Always remember: \[ 1 \, \text{electron} = -1.6 \times 10^{-19} \, \text{C} \] Adding electrons gives a \textbf{negative charge}, while removing electrons gives a \textbf{positive charge}.

Answer 1

Step 1: The charge on one electron is \( -1.6 \times 10^{-19} \, \text{C} \). This is a fundamental physical constant representing the elementary charge carried by a single electron, and the negative sign indicates that the electron is negatively charged.

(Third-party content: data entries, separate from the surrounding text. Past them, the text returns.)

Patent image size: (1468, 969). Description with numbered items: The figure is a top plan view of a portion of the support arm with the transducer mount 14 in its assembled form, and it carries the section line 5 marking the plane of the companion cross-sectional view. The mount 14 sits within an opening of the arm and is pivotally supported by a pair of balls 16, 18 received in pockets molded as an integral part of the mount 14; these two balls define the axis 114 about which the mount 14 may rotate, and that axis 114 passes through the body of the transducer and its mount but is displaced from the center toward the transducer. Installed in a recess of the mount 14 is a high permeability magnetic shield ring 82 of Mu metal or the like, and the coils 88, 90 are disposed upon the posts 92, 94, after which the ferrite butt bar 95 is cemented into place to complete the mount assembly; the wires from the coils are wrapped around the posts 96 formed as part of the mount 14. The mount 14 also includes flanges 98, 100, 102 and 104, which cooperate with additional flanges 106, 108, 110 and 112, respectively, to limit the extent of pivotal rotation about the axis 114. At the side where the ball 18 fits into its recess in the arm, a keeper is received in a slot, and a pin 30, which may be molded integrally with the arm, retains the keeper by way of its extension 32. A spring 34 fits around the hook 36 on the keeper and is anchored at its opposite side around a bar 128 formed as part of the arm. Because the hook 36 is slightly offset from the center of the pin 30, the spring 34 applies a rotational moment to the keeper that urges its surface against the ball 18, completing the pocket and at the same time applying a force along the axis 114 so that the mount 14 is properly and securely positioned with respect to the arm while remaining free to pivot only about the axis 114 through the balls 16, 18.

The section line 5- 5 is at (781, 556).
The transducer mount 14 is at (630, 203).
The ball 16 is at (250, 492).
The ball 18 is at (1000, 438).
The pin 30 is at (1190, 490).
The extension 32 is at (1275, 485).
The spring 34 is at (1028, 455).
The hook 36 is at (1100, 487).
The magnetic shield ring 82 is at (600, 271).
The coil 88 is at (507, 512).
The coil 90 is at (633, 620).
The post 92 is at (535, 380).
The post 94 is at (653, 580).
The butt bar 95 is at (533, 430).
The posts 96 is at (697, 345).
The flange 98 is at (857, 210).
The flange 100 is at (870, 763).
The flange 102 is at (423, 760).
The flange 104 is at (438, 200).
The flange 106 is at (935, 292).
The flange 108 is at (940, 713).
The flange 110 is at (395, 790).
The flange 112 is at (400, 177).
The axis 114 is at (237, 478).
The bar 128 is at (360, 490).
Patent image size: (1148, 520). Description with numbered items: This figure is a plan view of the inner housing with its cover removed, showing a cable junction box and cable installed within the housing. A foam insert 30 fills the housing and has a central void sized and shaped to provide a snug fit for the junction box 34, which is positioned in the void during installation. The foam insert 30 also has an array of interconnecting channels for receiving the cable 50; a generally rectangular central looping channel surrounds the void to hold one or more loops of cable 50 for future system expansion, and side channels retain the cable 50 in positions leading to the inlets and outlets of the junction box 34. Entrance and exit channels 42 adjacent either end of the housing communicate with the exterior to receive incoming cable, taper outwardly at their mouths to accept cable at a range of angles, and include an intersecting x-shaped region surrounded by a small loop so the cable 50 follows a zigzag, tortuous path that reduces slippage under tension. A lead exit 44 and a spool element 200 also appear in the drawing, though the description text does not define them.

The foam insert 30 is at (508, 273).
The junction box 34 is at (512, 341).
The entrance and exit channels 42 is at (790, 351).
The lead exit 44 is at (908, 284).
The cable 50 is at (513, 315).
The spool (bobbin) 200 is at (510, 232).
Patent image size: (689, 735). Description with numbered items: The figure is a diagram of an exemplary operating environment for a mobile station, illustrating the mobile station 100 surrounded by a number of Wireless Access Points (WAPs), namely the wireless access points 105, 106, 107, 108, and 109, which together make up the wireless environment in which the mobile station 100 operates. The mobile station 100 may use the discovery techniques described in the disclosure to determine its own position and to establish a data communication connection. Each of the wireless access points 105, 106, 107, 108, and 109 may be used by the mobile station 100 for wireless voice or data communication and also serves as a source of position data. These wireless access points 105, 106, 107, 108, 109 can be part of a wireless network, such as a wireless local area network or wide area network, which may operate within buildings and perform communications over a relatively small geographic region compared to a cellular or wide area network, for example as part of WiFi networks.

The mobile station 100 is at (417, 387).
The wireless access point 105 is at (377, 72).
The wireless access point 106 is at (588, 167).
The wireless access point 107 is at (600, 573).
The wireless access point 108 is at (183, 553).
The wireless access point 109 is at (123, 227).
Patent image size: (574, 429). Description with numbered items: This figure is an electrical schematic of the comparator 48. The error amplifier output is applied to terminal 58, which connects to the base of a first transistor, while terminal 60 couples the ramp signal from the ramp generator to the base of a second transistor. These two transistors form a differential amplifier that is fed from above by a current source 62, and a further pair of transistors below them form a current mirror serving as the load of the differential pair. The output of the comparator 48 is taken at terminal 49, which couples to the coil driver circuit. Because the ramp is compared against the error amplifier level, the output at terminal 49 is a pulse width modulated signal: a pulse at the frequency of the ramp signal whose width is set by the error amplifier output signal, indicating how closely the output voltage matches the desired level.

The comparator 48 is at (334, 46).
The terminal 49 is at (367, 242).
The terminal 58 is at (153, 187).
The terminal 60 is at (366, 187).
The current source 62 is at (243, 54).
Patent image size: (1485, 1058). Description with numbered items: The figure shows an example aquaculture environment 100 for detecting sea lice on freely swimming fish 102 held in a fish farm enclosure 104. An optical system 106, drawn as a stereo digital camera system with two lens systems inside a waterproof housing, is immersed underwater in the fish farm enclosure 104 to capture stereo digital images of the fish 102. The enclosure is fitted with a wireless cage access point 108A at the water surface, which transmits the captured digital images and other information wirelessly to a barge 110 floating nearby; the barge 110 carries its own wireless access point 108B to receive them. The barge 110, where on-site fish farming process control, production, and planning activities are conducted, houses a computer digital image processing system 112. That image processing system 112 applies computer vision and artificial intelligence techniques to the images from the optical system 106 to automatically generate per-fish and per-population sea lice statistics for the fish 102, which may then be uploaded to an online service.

Step 2: When \( 10^{19} \) electrons are added to an initially uncharged body, each carrying a charge of \( -1.6 \times 10^{-19} \, \text{C} \), the total charge acquired by the body is calculated as: \[ Q = n \times (-e) = 10^{19} \times (-1.6 \times 10^{-19}) = -1.6 \, \text{C}. \] Here, \( n = 10^{19} \) is the number of electrons added, and \( e = 1.6 \times 10^{-19} \, \text{C} \) is the magnitude of the charge on one electron. The product gives the total charge \( Q \), and the negative sign indicates that the charge is negative.
Step 3: Therefore, the body gains a negative charge of 1.6 C. This means that the body is now negatively charged due to the excess of electrons.